Zweirad Motorrad Verkehr
Zweirad (Fotolia)

Mindeststandards und Trennung von Reparatur und Prüfung

Berichterstatter Werner Kuhn (EVP, DE) bezeichnete vor allem die Festschreibung technischer Mindeststandards auf hohem Niveau als Erfolg der parlamentarischen Übereinkunft. Den Mitgliedstaaten bleibt es überlassen höhere Standards für ihre regelmäßige technische Überwachung von Straßenfahrzeugen festzuschreiben. Das Subsidiaritätsprinzip bleibt so auch bei der Verordnung geschützt.

Das klare Plädoyer für eine Trennung von Reparatur und Prüfung wurde in der Kompromisslinie 8 Rechnung getragen. Dieser Grundsatz wurde zudem damit ergänzt, dass die Mitgliedstaaten zusätzlich eigene Anforderungen an die Trennung von Instandsetzung und Inspektion festlegen können. „Member States may prescribe stronger requirements regarding the separation of activities.” Im Erwägungsgrund 13a zum EU-Verordnungsvorschlag wurde die weltweit anerkannte DIN EN ISO/IEC 17020 neu aufgenommen. Die Norm soll die Grundlage für eine Harmonisierung der Unabhängigkeit und Qualität von Prüfstellen in Europa bilden, wodurch sich die Abgeordneten ebenfalls einen Beitrag zur Verbesserung der Straßenverkehrssicherheit versprechen.
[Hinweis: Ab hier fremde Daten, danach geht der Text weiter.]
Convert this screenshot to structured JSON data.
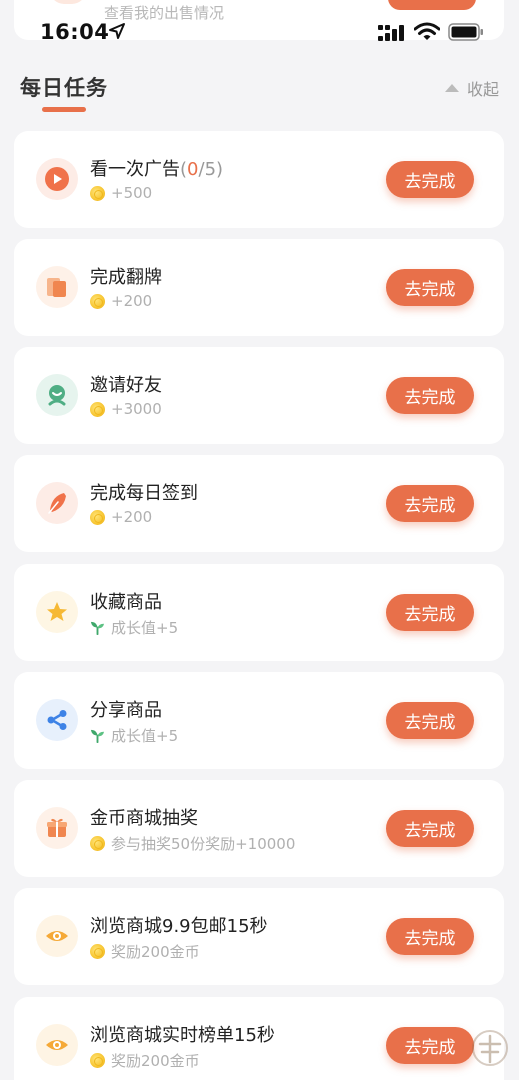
{
  "status_bar": {
    "time": "16:04"
  },
  "prev_card": {
    "subtitle": "查看我的出售情况"
  },
  "section": {
    "title": "每日任务",
    "collapse_label": "收起"
  },
  "accent_color": "#e8704a",
  "tasks": [
    {
      "title": "看一次广告",
      "progress": {
        "done": "0",
        "total": "5",
        "open": "(",
        "sep": "/",
        "close": ")"
      },
      "reward": "+500",
      "reward_type": "coin",
      "icon": "play-icon",
      "button": "去完成"
    },
    {
      "title": "完成翻牌",
      "reward": "+200",
      "reward_type": "coin",
      "icon": "cards-icon",
      "button": "去完成"
    },
    {
      "title": "邀请好友",
      "reward": "+3000",
      "reward_type": "coin",
      "icon": "friend-icon",
      "button": "去完成"
    },
    {
      "title": "完成每日签到",
      "reward": "+200",
      "reward_type": "coin",
      "icon": "feather-icon",
      "button": "去完成"
    },
    {
      "title": "收藏商品",
      "reward": "成长值+5",
      "reward_type": "growth",
      "icon": "star-icon",
      "button": "去完成"
    },
    {
      "title": "分享商品",
      "reward": "成长值+5",
      "reward_type": "growth",
      "icon": "share-icon",
      "button": "去完成"
    },
    {
      "title": "金币商城抽奖",
      "reward": "参与抽奖50份奖励+10000",
      "reward_type": "coin",
      "icon": "gift-icon",
      "button": "去完成"
    },
    {
      "title": "浏览商城9.9包邮15秒",
      "reward": "奖励200金币",
      "reward_type": "coin",
      "icon": "eye-icon",
      "button": "去完成"
    },
    {
      "title": "浏览商城实时榜单15秒",
      "reward": "奖励200金币",
      "reward_type": "coin",
      "icon": "eye-icon",
      "button": "去完成"
    }
  ]
}
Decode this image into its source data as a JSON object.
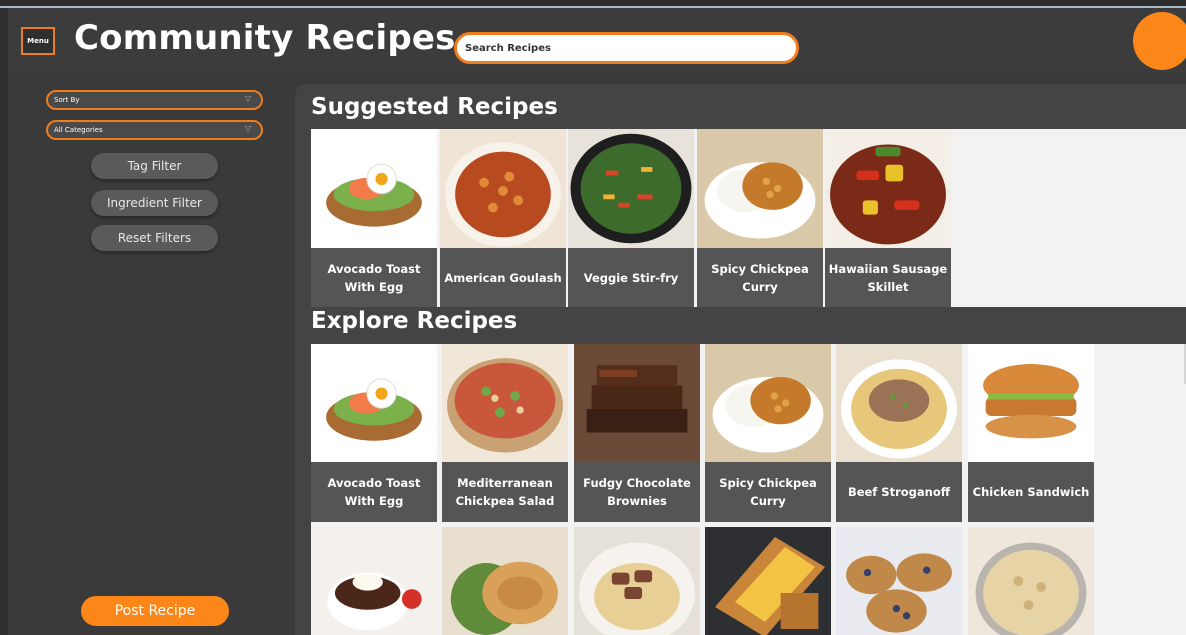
{
  "header": {
    "menu_label": "Menu",
    "title": "Community Recipes",
    "search_placeholder": "Search Recipes"
  },
  "sidebar": {
    "sort_by": "Sort By",
    "category": "All Categories",
    "buttons": [
      "Tag Filter",
      "Ingredient Filter",
      "Reset Filters"
    ],
    "post_label": "Post Recipe"
  },
  "suggested": {
    "title": "Suggested Recipes",
    "recipes": [
      {
        "name": "Avocado Toast With Egg",
        "icon": "avocado-toast-photo"
      },
      {
        "name": "American Goulash",
        "icon": "goulash-photo"
      },
      {
        "name": "Veggie Stir-fry",
        "icon": "stir-fry-photo"
      },
      {
        "name": "Spicy Chickpea Curry",
        "icon": "chickpea-curry-photo"
      },
      {
        "name": "Hawaiian Sausage Skillet",
        "icon": "sausage-skillet-photo"
      }
    ]
  },
  "explore": {
    "title": "Explore Recipes",
    "recipes": [
      {
        "name": "Avocado Toast With Egg",
        "icon": "avocado-toast-photo"
      },
      {
        "name": "Mediterranean Chickpea Salad",
        "icon": "chickpea-salad-photo"
      },
      {
        "name": "Fudgy Chocolate Brownies",
        "icon": "brownies-photo"
      },
      {
        "name": "Spicy Chickpea Curry",
        "icon": "chickpea-curry-photo"
      },
      {
        "name": "Beef Stroganoff",
        "icon": "stroganoff-photo"
      },
      {
        "name": "Chicken Sandwich",
        "icon": "chicken-sandwich-photo"
      }
    ],
    "second_row_icons": [
      "lava-cake-photo",
      "pork-chop-photo",
      "steak-pasta-photo",
      "grilled-cheese-photo",
      "muffins-photo",
      "pasta-bowl-photo"
    ]
  },
  "colors": {
    "accent": "#fd8618",
    "background": "#3a3a3a"
  }
}
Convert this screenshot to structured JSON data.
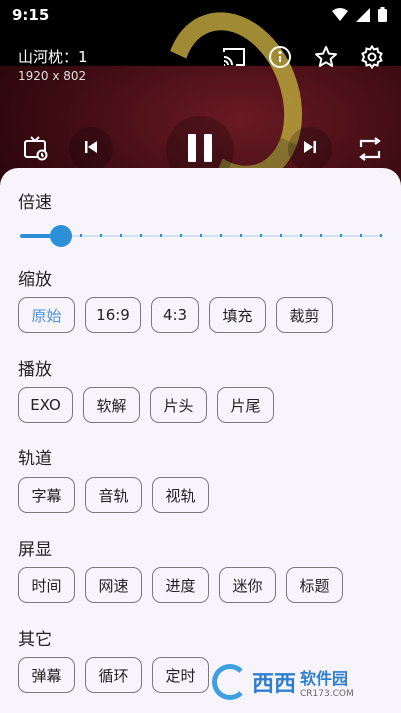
{
  "statusbar": {
    "time": "9:15"
  },
  "player": {
    "title": "山河枕：1",
    "resolution": "1920 x 802"
  },
  "sheet": {
    "speed": {
      "title": "倍速",
      "value_fraction": 0.115
    },
    "scale": {
      "title": "缩放",
      "options": [
        "原始",
        "16:9",
        "4:3",
        "填充",
        "裁剪"
      ],
      "selected": "原始"
    },
    "play": {
      "title": "播放",
      "options": [
        "EXO",
        "软解",
        "片头",
        "片尾"
      ]
    },
    "track": {
      "title": "轨道",
      "options": [
        "字幕",
        "音轨",
        "视轨"
      ]
    },
    "display": {
      "title": "屏显",
      "options": [
        "时间",
        "网速",
        "进度",
        "迷你",
        "标题"
      ]
    },
    "other": {
      "title": "其它",
      "options": [
        "弹幕",
        "循环",
        "定时"
      ]
    }
  },
  "watermark": {
    "brand": "西西",
    "name": "软件园",
    "url": "CR173.COM"
  },
  "colors": {
    "accent": "#2c8fd8",
    "selected_text": "#4a90d9",
    "sheet_bg": "#f8f4fb"
  }
}
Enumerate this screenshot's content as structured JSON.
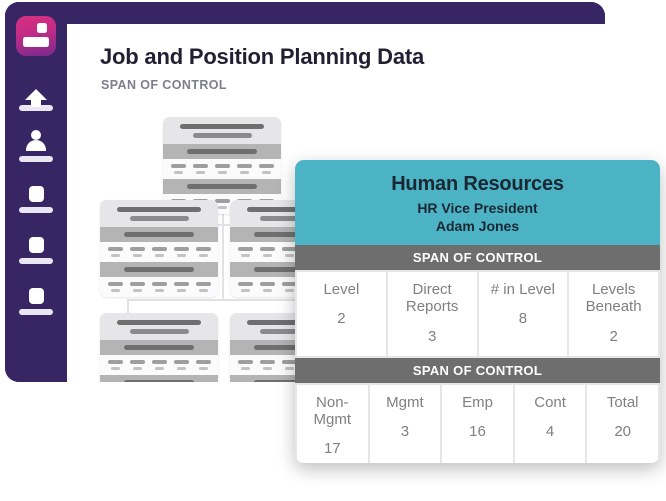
{
  "app": {
    "title": "Job and Position Planning Data",
    "section_label": "SPAN OF CONTROL",
    "colors": {
      "sidebar": "#382563",
      "logo_gradient_start": "#d6317f",
      "logo_gradient_end": "#7a2a8e",
      "card_header": "#4bb3c4",
      "band": "#6e6e6e"
    }
  },
  "sidebar": {
    "logo": "app-logo",
    "items": [
      {
        "icon": "upload-icon"
      },
      {
        "icon": "person-icon"
      },
      {
        "icon": "square-icon"
      },
      {
        "icon": "square-icon"
      },
      {
        "icon": "square-icon"
      }
    ]
  },
  "org_chart": {
    "nodes": [
      {
        "id": "node-root"
      },
      {
        "id": "node-left"
      },
      {
        "id": "node-right"
      },
      {
        "id": "node-bottom-left"
      },
      {
        "id": "node-bottom-right"
      }
    ]
  },
  "detail_card": {
    "org": "Human Resources",
    "role": "HR Vice President",
    "person": "Adam Jones",
    "span_label_1": "SPAN OF CONTROL",
    "span_label_2": "SPAN OF CONTROL",
    "table_1": {
      "headers": [
        "Level",
        "Direct Reports",
        "# in Level",
        "Levels Beneath"
      ],
      "values": [
        "2",
        "3",
        "8",
        "2"
      ]
    },
    "table_2": {
      "headers": [
        "Non-Mgmt",
        "Mgmt",
        "Emp",
        "Cont",
        "Total"
      ],
      "values": [
        "17",
        "3",
        "16",
        "4",
        "20"
      ]
    }
  }
}
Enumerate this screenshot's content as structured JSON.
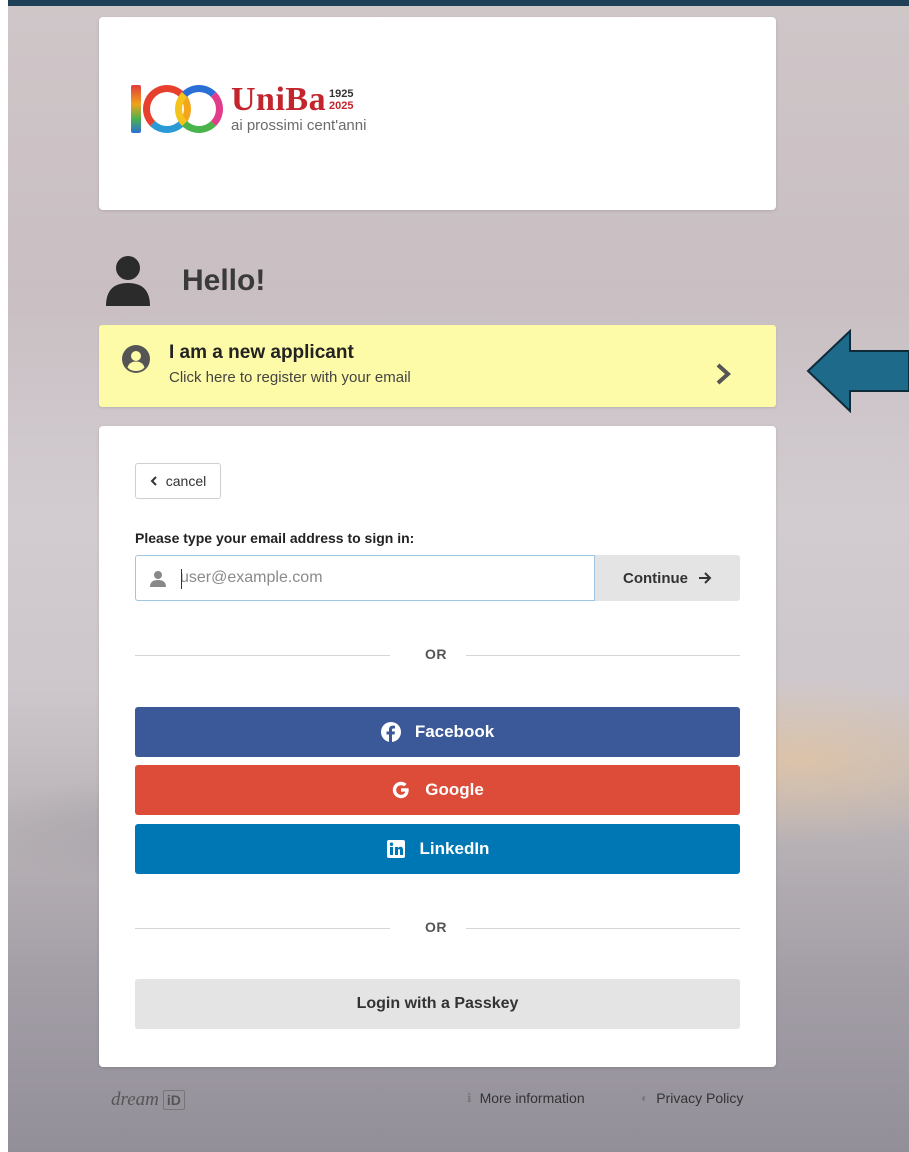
{
  "brand": {
    "name": "UniBa",
    "year_start": "1925",
    "year_end": "2025",
    "tagline": "ai prossimi cent'anni"
  },
  "greeting": {
    "text": "Hello!",
    "icon": "user-icon"
  },
  "new_applicant": {
    "title": "I am a new applicant",
    "subtitle": "Click here to register with your email",
    "icon": "user-circle-icon",
    "chevron": "chevron-right-icon",
    "background": "#fdfaa8"
  },
  "login": {
    "cancel_label": "cancel",
    "prompt": "Please type your email address to sign in:",
    "email_placeholder": "user@example.com",
    "email_value": "",
    "continue_label": "Continue",
    "or_label_1": "OR",
    "or_label_2": "OR",
    "social": [
      {
        "label": "Facebook",
        "icon": "facebook-icon",
        "color": "#3b5998"
      },
      {
        "label": "Google",
        "icon": "google-icon",
        "color": "#dd4b39"
      },
      {
        "label": "LinkedIn",
        "icon": "linkedin-icon",
        "color": "#0077b5"
      }
    ],
    "passkey_label": "Login with a Passkey"
  },
  "footer": {
    "logo_text": "dream",
    "logo_id": "iD",
    "more_info": "More information",
    "privacy": "Privacy Policy"
  },
  "colors": {
    "top_bar": "#1f4057",
    "annotation_arrow": "#1d6a8a"
  }
}
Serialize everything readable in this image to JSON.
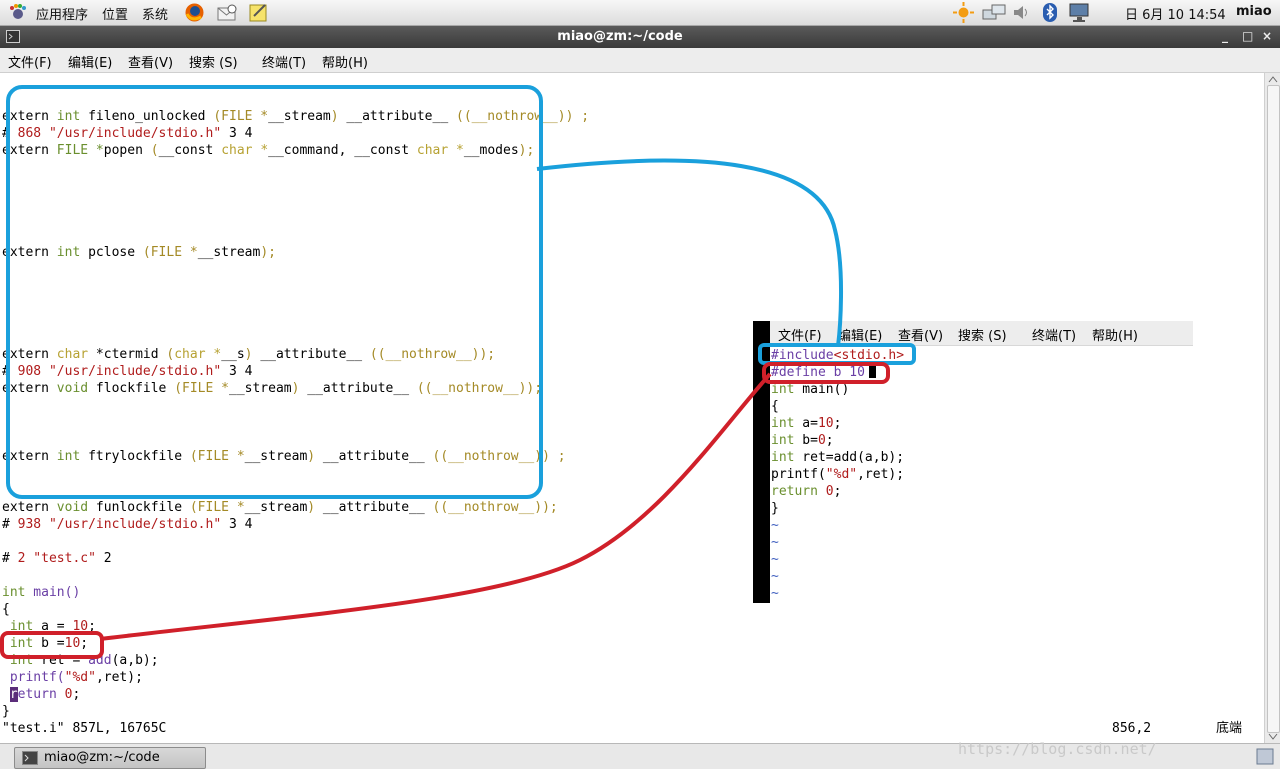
{
  "top_panel": {
    "menus": [
      "应用程序",
      "位置",
      "系统"
    ],
    "clock": "日 6月 10 14:54",
    "user": "miao",
    "icons": [
      "foot-icon",
      "firefox-icon",
      "mail-icon",
      "notes-icon",
      "weather-icon",
      "network-icon",
      "volume-icon",
      "bluetooth-icon",
      "display-icon"
    ]
  },
  "window": {
    "title": "miao@zm:~/code",
    "controls": [
      "_",
      "□",
      "×"
    ]
  },
  "menubar": [
    "文件(F)",
    "编辑(E)",
    "查看(V)",
    "搜索 (S)",
    "终端(T)",
    "帮助(H)"
  ],
  "code": {
    "l1a": "extern ",
    "l1b": "int",
    "l1c": " fileno_unlocked ",
    "l1d": "(FILE *",
    "l1e": "__stream",
    "l1f": ")",
    "l1g": " __attribute__ ",
    "l1h": "((__nothrow__))",
    "l1i": " ;",
    "l2a": "# ",
    "l2b": "868",
    "l2c": " \"/usr/include/stdio.h\"",
    "l2d": " 3 4",
    "l3a": "extern ",
    "l3b": "FILE *",
    "l3c": "popen ",
    "l3d": "(",
    "l3e": "__const ",
    "l3f": "char",
    "l3g": " *",
    "l3h": "__command",
    "l3i": ", ",
    "l3j": "__const ",
    "l3k": "char",
    "l3l": " *",
    "l3m": "__modes",
    "l3n": ");",
    "l4a": "extern ",
    "l4b": "int",
    "l4c": " pclose ",
    "l4d": "(FILE *",
    "l4e": "__stream",
    "l4f": ");",
    "l5a": "extern ",
    "l5b": "char",
    "l5c": " *ctermid ",
    "l5d": "(",
    "l5e": "char",
    "l5f": " *",
    "l5g": "__s",
    "l5h": ")",
    "l5i": " __attribute__ ",
    "l5j": "((__nothrow__));",
    "l6a": "# ",
    "l6b": "908",
    "l6c": " \"/usr/include/stdio.h\"",
    "l6d": " 3 4",
    "l7a": "extern ",
    "l7b": "void",
    "l7c": " flockfile ",
    "l7d": "(FILE *",
    "l7e": "__stream",
    "l7f": ")",
    "l7g": " __attribute__ ",
    "l7h": "((__nothrow__))",
    "l7i": ";",
    "l8a": "extern ",
    "l8b": "int",
    "l8c": " ftrylockfile ",
    "l8d": "(FILE *",
    "l8e": "__stream",
    "l8f": ")",
    "l8g": " __attribute__ ",
    "l8h": "((__nothrow__))",
    "l8i": " ;",
    "l9a": "extern ",
    "l9b": "void",
    "l9c": " funlockfile ",
    "l9d": "(FILE *",
    "l9e": "__stream",
    "l9f": ")",
    "l9g": " __attribute__ ",
    "l9h": "((__nothrow__))",
    "l9i": ";",
    "l10a": "# ",
    "l10b": "938",
    "l10c": " \"/usr/include/stdio.h\"",
    "l10d": " 3 4",
    "l11a": "# ",
    "l11b": "2",
    "l11c": " \"test.c\"",
    "l11d": " 2",
    "l12a": "int",
    "l12b": " main",
    "l12c": "()",
    "l13": "{",
    "l14a": " ",
    "l14b": "int",
    "l14c": " a = ",
    "l14d": "10",
    "l14e": ";",
    "l15a": " ",
    "l15b": "int",
    "l15c": " b =",
    "l15d": "10",
    "l15e": ";",
    "l16a": " ",
    "l16b": "int",
    "l16c": " ret = ",
    "l16d": "add",
    "l16e": "(a,b);",
    "l17a": " printf",
    "l17b": "(",
    "l17c": "\"%d\"",
    "l17d": ",ret);",
    "l18a": " ",
    "l18b": "r",
    "l18c": "eturn ",
    "l18d": "0",
    "l18e": ";",
    "l19": "}"
  },
  "status": {
    "left": "\"test.i\" 857L, 16765C",
    "pos": "856,2",
    "where": "底端"
  },
  "inset": {
    "menu": [
      "文件(F)",
      "编辑(E)",
      "查看(V)",
      "搜索 (S)",
      "终端(T)",
      "帮助(H)"
    ],
    "i1a": "#include",
    "i1b": "<stdio.h>",
    "i2a": "#define",
    "i2b": " b 10",
    "i3a": "int",
    "i3b": " main()",
    "i4": "{",
    "i5a": "int",
    "i5b": " a=",
    "i5c": "10",
    "i5d": ";",
    "i6a": "int",
    "i6b": " b=",
    "i6c": "0",
    "i6d": ";",
    "i7a": "int",
    "i7b": " ret=add(a,b);",
    "i8a": "printf(",
    "i8b": "\"%d\"",
    "i8c": ",ret);",
    "i9a": "return ",
    "i9b": "0",
    "i9c": ";",
    "i10": "}",
    "tilde": "~"
  },
  "taskbar": {
    "button": "miao@zm:~/code"
  },
  "watermark": "https://blog.csdn.net/"
}
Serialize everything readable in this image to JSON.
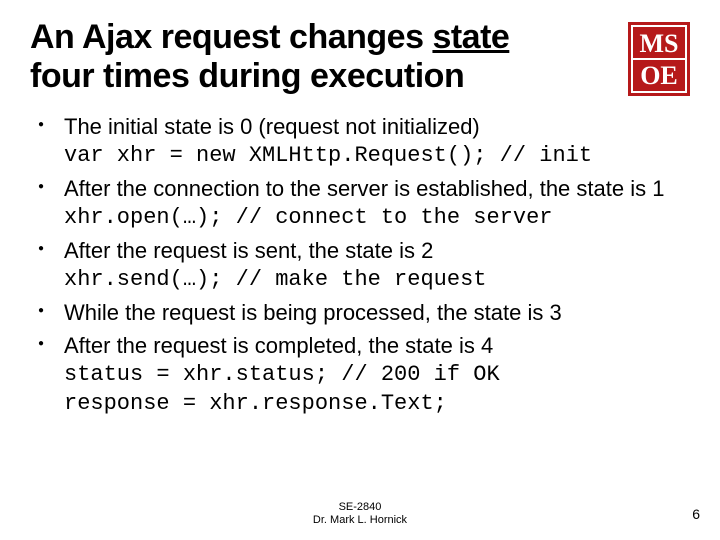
{
  "title": {
    "line1_pre": "An Ajax request changes ",
    "line1_underlined": "state",
    "line2": "four times during execution"
  },
  "bullets": [
    {
      "text": "The initial state is 0 (request not initialized)",
      "code": "var xhr = new XMLHttp.Request(); // init"
    },
    {
      "text": "After the connection to the server is established, the state is 1",
      "code": "xhr.open(…); // connect to the server"
    },
    {
      "text": "After the request is sent, the state is 2",
      "code": "xhr.send(…); // make the request"
    },
    {
      "text": "While the request is being processed, the state is 3",
      "code": ""
    },
    {
      "text": "After the request is completed, the state is 4",
      "code": "status = xhr.status; // 200 if OK\nresponse = xhr.response.Text;"
    }
  ],
  "footer": {
    "course": "SE-2840",
    "author": "Dr. Mark L. Hornick"
  },
  "page_number": "6",
  "logo": {
    "text_top": "MS",
    "text_bottom": "OE"
  }
}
Ergänzungen zum Ausschussvotum

Die Abgeordneten entschieden zudem, die obligatorischen Kontrollen auf Motorräder in allen Mitgliedstaaten ab 2016 und auf Mopeds ab 2018 auszuweiten, es sei denn, eine Überprüfung der Kommission würde ergeben, dass die technische Überwachung von Mopeds die Verkehrssicherheit nicht verbessern würde. Der Abgeordnete Phil Bennion (ALDE, GB) hatte gleichlautende Änderungsanträge noch vergangene Woche eingebracht. Werner Kuhn hatte die EU-Kommission während der Plenarsitzung dazu aufgefordert, dem Parlament belastbare Zahlen zur technischen Überwachung von Motorrädern und Mopeds zu liefern. In Deutschland müssen Motorräder zwar bereits alle zwei Jahre zur Betriebskontrolle, in vielen anderen Mitgliedstaaten, darunter auch Frankreich, Belgien und die Niederlande, sind Zweiräder jedoch gänzlich von der Untersuchungspflicht ausgenommen.

Die Abgeordneten stimmten ebenfalls dafür, obligatorische Kontrollen auf Kraftfahrzeuganhänger mit mehr als zwei Tonnen Gewicht und auf Wohnanhänger über 750 kg auszuweiten, und bekräftigten bestehende Normen für Anhänger über 3,5 Tonnen.

Nach den neuen Regeln bleiben die aktuellen Vorschriften bestehen, nach denen die erste technische Fahrzeugkontrolle für Pkw nach vier Jahren durchgeführt werden muss, und danach alle zwei Jahre.

Weitere Schritte

Mit der Abstimmung am Dienstag hat das Parlament Änderungsanträge zum Kommissionsvorschlag angenommen, die als Grundlage für Verhandlungen mit dem Rat dienen sollen, um für den so überarbeiteten Legislativvorschlag eine Einigung in erster Lesung zu erreichen. Laut Aussage der Abgeordneten freuen sie sich auf die Verhandlungen mit dem Rat der Europäischen Union. Dieser hatte in seinem Bericht von Januar 2013 noch die Richtlinie als Rechtsform für das Gesetz favorisiert. Mit einem Abschluss der ersten Lesung im EU-Parlament wird Anfang 2014 gerechnet. Mit einer Überarbeitung des dann gültigen EU-Gesetzes kann 2016 gerechnet werden. Die Parlamentarier blieben insgesamt weit hinter den Forderungen der EU-Kommission zurück, die mit dem Verordnungsvorschlag ein starkes Regime für mehr Straßenverkehrssicherheit, vor allem für die Halbierung der Verkehrstotenzahl bis 2020, erreichen wollte.